Clinical Implications: Points to tissue-targeted immunomodulation in asthma/rhinitis and prioritizes translational studies in human airway tissues.
Key Findings
- IgE class switching predominantly occurs within the lung.
- Lung-resident memory B cells sustain airway IgE.
- Local memory circuits maintain persistent allergic responses.
9. TGFβ links EBV to multisystem inflammatory syndrome in children.
Multicenter translational work maps an EBV–TGF-β signaling axis associated with MIS-C immune phenotypes, proposing biomarkers and therapeutic targets along this host pathway.
Impact: Reframes MIS-C pathogenesis through a druggable host signaling pathway linked to prior viral exposure, creating avenues for biomarker-guided immunomodulation.
Clinical Implications: Supports evaluation of EBV reactivation and TGF-β signatures in suspected MIS-C and motivates trials of TGF-β pathway modulation as adjunctive therapy.
Key Findings
- Identified an EBV–TGF-β axis associated with MIS-C phenotypes.
- Linked prior viral exposure to post-SARS-CoV-2 hyperinflammation.
- Proposed TGF-β–axis biomarkers and therapeutic targets.
10. Emergence of SARS-CoV-2 subgenomic RNAs that enhance viral fitness and immune evasion.
Global analyses and experiments reveal convergently evolved TRSs that generate novel sgRNAs, including a truncated N sgRNA that antagonizes type I interferon and increases viral fitness.

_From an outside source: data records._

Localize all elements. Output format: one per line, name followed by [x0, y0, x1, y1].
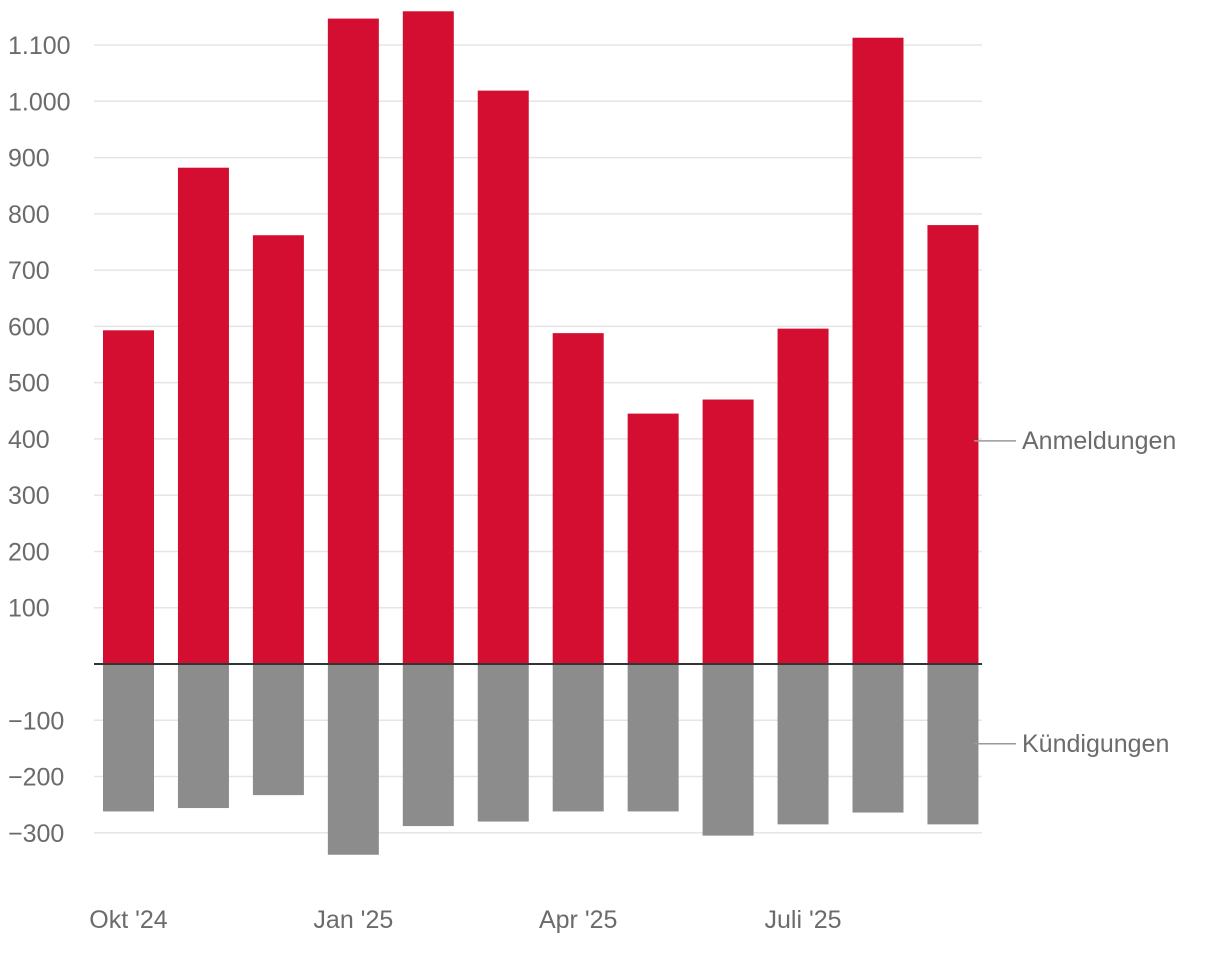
anmeldungen-bar	[927, 225, 979, 664]
x-tick-label: Jan '25	[313, 906, 393, 934]
y-tick-label: 100	[8, 595, 50, 623]
anmeldungen-bar	[177, 167, 229, 664]
x-tick-label: Apr '25	[539, 906, 617, 934]
y-tick-label: −300	[8, 820, 64, 848]
y-tick-label: 300	[8, 482, 50, 510]
y-tick-label: 800	[8, 201, 50, 229]
y-tick-label: 900	[8, 145, 50, 173]
kuendigungen-bar	[402, 664, 454, 827]
series-label-anmeldungen: Anmeldungen	[1022, 427, 1176, 455]
y-tick-label: 400	[8, 426, 50, 454]
series-label-kuendigungen: Kündigungen	[1022, 730, 1169, 758]
kuendigungen-bar	[927, 664, 979, 825]
y-tick-label: 500	[8, 370, 50, 398]
kuendigungen-bar	[777, 664, 829, 825]
kuendigungen-bar	[852, 664, 904, 813]
kuendigungen-bar	[177, 664, 229, 809]
y-tick-label: 1.000	[8, 88, 71, 116]
anmeldungen-bar	[777, 328, 829, 664]
x-tick-label: Okt '24	[89, 906, 168, 934]
anmeldungen-bar	[327, 18, 379, 664]
y-tick-label: −200	[8, 764, 64, 792]
kuendigungen-bar	[327, 664, 379, 855]
y-tick-label: 600	[8, 313, 50, 341]
anmeldungen-bar	[852, 37, 904, 664]
kuendigungen-bar	[627, 664, 679, 812]
y-tick-label: −100	[8, 707, 64, 735]
anmeldungen-bar	[402, 11, 454, 664]
y-tick-label: 700	[8, 257, 50, 285]
bars	[103, 11, 979, 855]
y-tick-label: 1.100	[8, 32, 71, 60]
y-axis-tick-labels: 1.100 1.000 900 800 700 600 500 400 300 200 100 −10…	[8, 32, 71, 848]
anmeldungen-bar	[552, 333, 604, 664]
kuendigungen-bar	[103, 664, 154, 812]
gridlines	[94, 44, 982, 834]
x-axis-tick-labels: Okt '24 Jan '25 Apr '25 Juli '25	[89, 906, 841, 934]
kuendigungen-bar	[702, 664, 754, 836]
anmeldungen-bar	[627, 413, 679, 664]
anmeldungen-bar	[252, 235, 304, 664]
anmeldungen-bar	[702, 399, 754, 664]
kuendigungen-bar	[477, 664, 529, 822]
anmeldungen-bar	[477, 90, 529, 664]
anmeldungen-bar	[103, 330, 154, 664]
kuendigungen-bar	[552, 664, 604, 812]
y-tick-label: 200	[8, 538, 50, 566]
x-tick-label: Juli '25	[765, 906, 842, 934]
series-labels: Anmeldungen Kündigungen	[974, 427, 1176, 758]
kuendigungen-bar	[252, 664, 304, 796]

Impact: Uncovers an RNA-level evolutionary mechanism shaping interferon evasion and fitness, advocating TRS/sgRNA-aware surveillance and therapeutic design.

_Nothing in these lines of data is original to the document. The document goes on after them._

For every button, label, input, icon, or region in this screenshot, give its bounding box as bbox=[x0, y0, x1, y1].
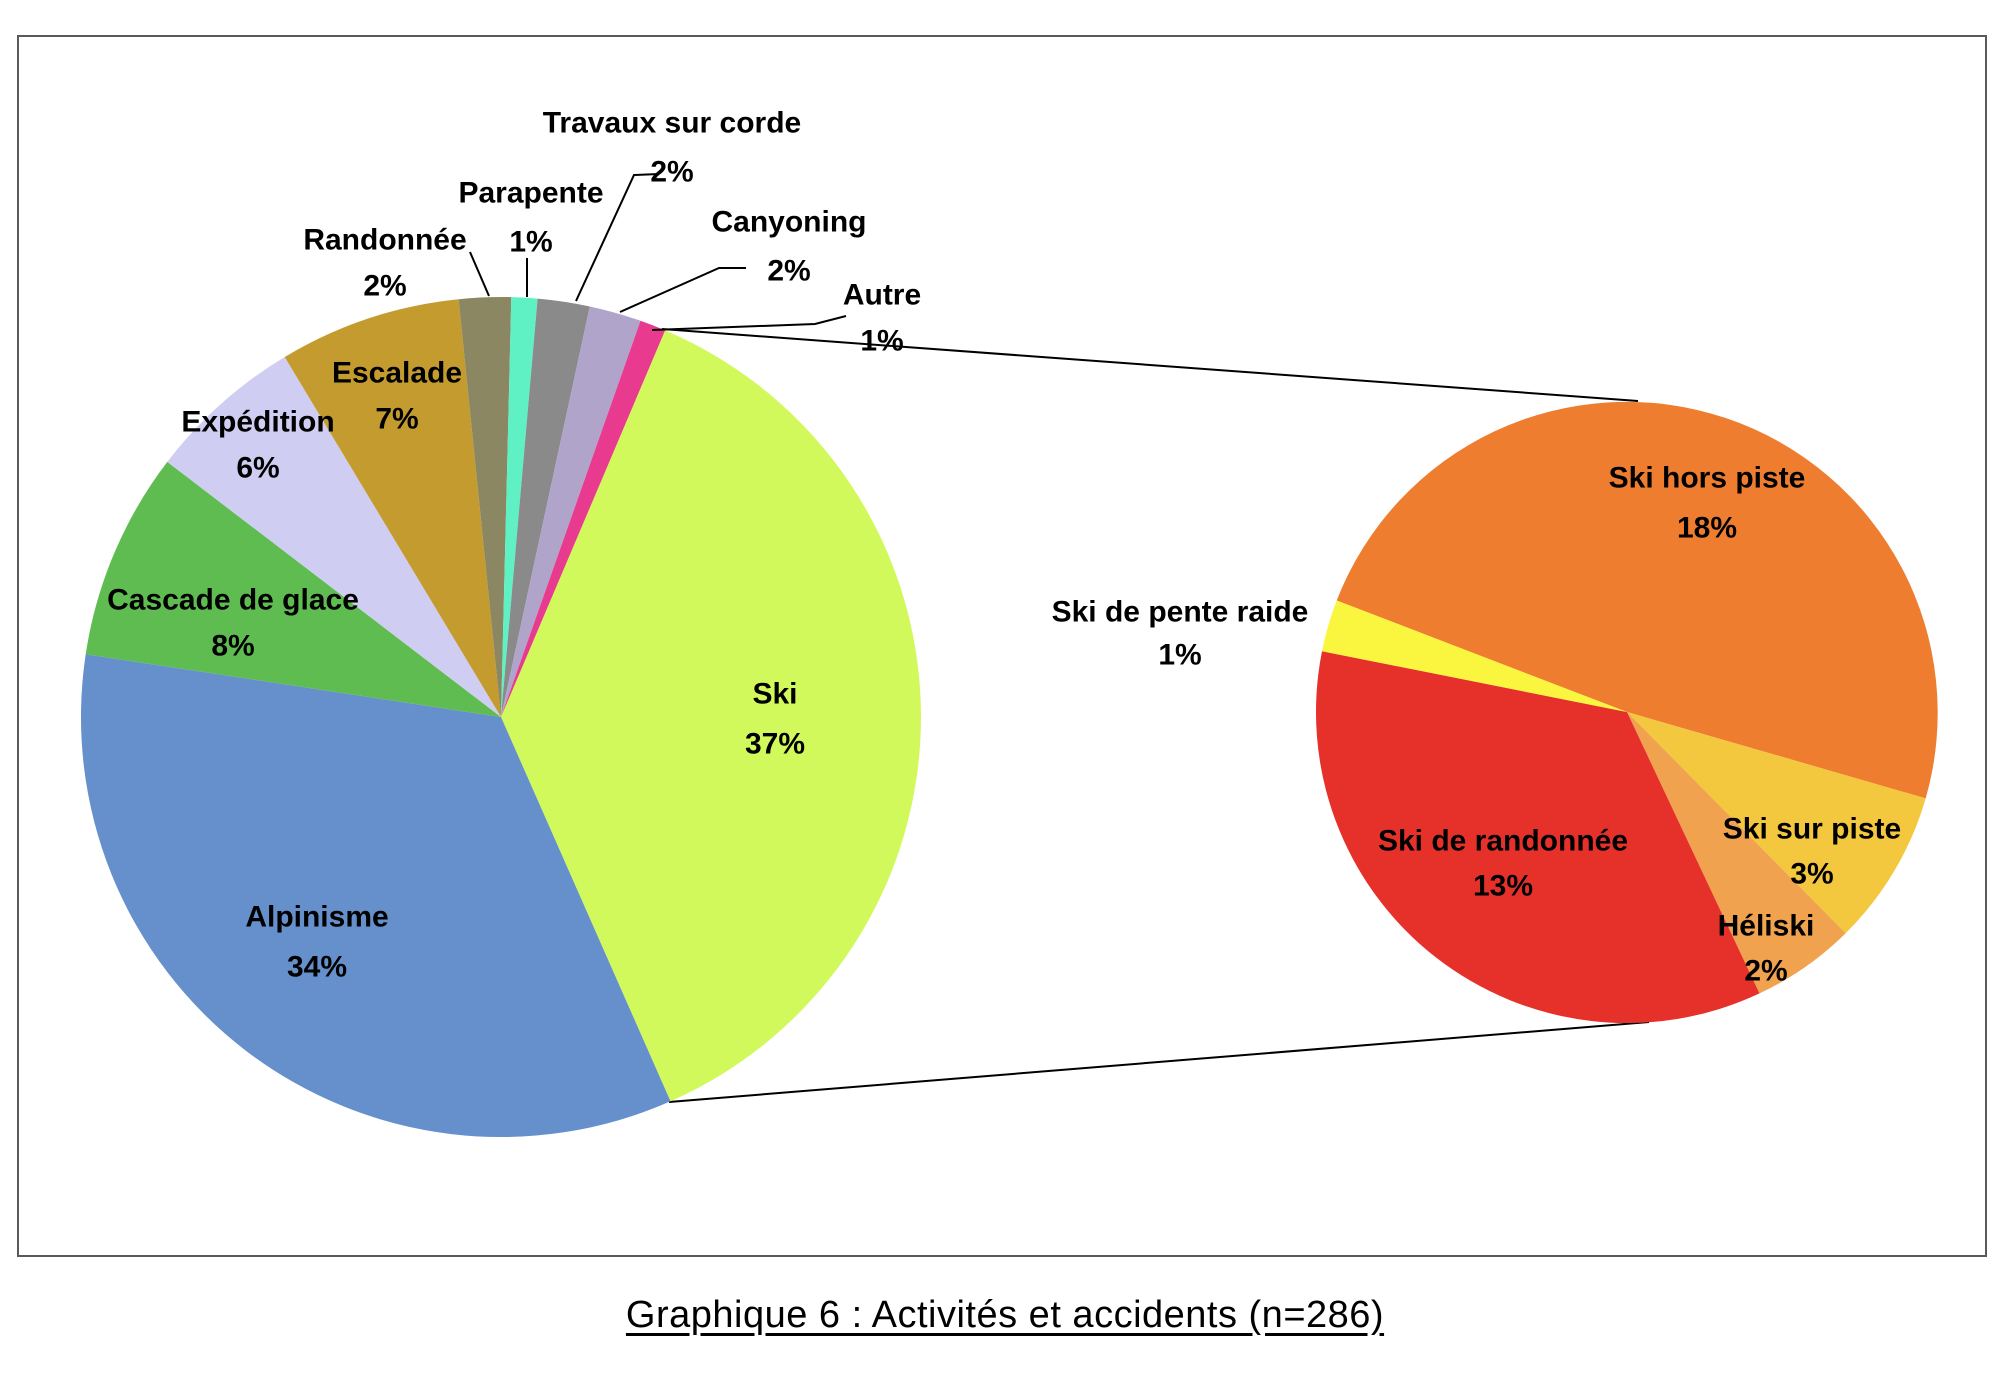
secondary-pie-slice-2 bbox=[1627, 712, 1846, 994]
main-pie-slice-4 bbox=[284, 299, 501, 717]
secondary-pie-pct-4: 1% bbox=[1158, 639, 1201, 672]
main-pie-label-5: Randonnée bbox=[303, 224, 466, 257]
main-pie-pct-2: 8% bbox=[211, 630, 254, 663]
main-pie-leader-9 bbox=[651, 315, 847, 331]
main-pie-label-6: Parapente bbox=[458, 177, 603, 210]
secondary-pie-pct-2: 2% bbox=[1744, 955, 1787, 988]
secondary-pie-slice-1 bbox=[1627, 712, 1926, 934]
main-pie-label-9: Autre bbox=[843, 279, 921, 312]
main-pie-label-8: Canyoning bbox=[712, 206, 867, 239]
secondary-pie-pct-1: 3% bbox=[1790, 858, 1833, 891]
main-pie-slice-7 bbox=[501, 298, 590, 717]
main-pie-label-7: Travaux sur corde bbox=[543, 107, 801, 140]
main-pie-leader-5 bbox=[469, 251, 490, 297]
secondary-pie-label-1: Ski sur piste bbox=[1723, 813, 1901, 846]
secondary-pie-pct-3: 13% bbox=[1473, 870, 1533, 903]
main-pie-label-3: Expédition bbox=[181, 406, 334, 439]
main-pie-pct-9: 1% bbox=[860, 325, 903, 358]
main-pie-slice-3 bbox=[167, 357, 502, 717]
main-pie-label-4: Escalade bbox=[332, 357, 462, 390]
main-pie-pct-1: 34% bbox=[287, 951, 347, 984]
main-pie-leader-7 bbox=[575, 173, 660, 302]
secondary-pie-label-3: Ski de randonnée bbox=[1378, 825, 1628, 858]
main-pie-slice-0 bbox=[501, 330, 922, 1102]
connector-line-top bbox=[661, 328, 1639, 402]
secondary-pie-label-0: Ski hors piste bbox=[1609, 462, 1806, 495]
main-pie-slice-2 bbox=[85, 461, 501, 717]
main-pie-slice-1 bbox=[80, 654, 671, 1138]
secondary-pie-slice-3 bbox=[1315, 651, 1760, 1024]
main-pie-pct-8: 2% bbox=[767, 255, 810, 288]
main-pie-pct-7: 2% bbox=[650, 156, 693, 189]
connector-line-bottom bbox=[668, 1021, 1650, 1103]
secondary-pie-label-4: Ski de pente raide bbox=[1052, 596, 1309, 629]
chart-frame bbox=[17, 35, 1987, 1257]
main-pie-pct-4: 7% bbox=[375, 403, 418, 436]
secondary-pie-slice-4 bbox=[1322, 600, 1627, 712]
secondary-pie-slice-0 bbox=[1336, 401, 1938, 799]
main-pie-label-1: Alpinisme bbox=[245, 901, 388, 934]
main-pie-label-0: Ski bbox=[752, 678, 797, 711]
secondary-pie-pct-0: 18% bbox=[1677, 512, 1737, 545]
main-pie-pct-0: 37% bbox=[745, 728, 805, 761]
secondary-pie-label-2: Héliski bbox=[1718, 910, 1815, 943]
main-pie-pct-3: 6% bbox=[236, 452, 279, 485]
chart-title: Graphique 6 : Activités et accidents (n=… bbox=[625, 1294, 1385, 1336]
main-pie-slice-8 bbox=[501, 306, 641, 717]
main-pie-label-2: Cascade de glace bbox=[107, 584, 359, 617]
main-pie-pct-6: 1% bbox=[509, 226, 552, 259]
main-pie-leader-8 bbox=[619, 267, 746, 313]
main-pie-pct-5: 2% bbox=[363, 270, 406, 303]
main-pie-slice-9 bbox=[501, 320, 666, 717]
main-pie-slice-6 bbox=[501, 297, 538, 717]
main-pie-slice-5 bbox=[458, 296, 512, 717]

Clinical Implications: Supports integrating TRS/sgRNA features into variant risk assessment and exploring antivirals targeting TRS-dependent transcription or sgRNA functions.
Key Findings
- Convergent emergence of novel TRSs upstream of structural genes.
- Truncated N sgRNA antagonizes type I interferon and confers fitness advantages.
- Demonstrates functional RNA-level evolution beyond amino acid changes.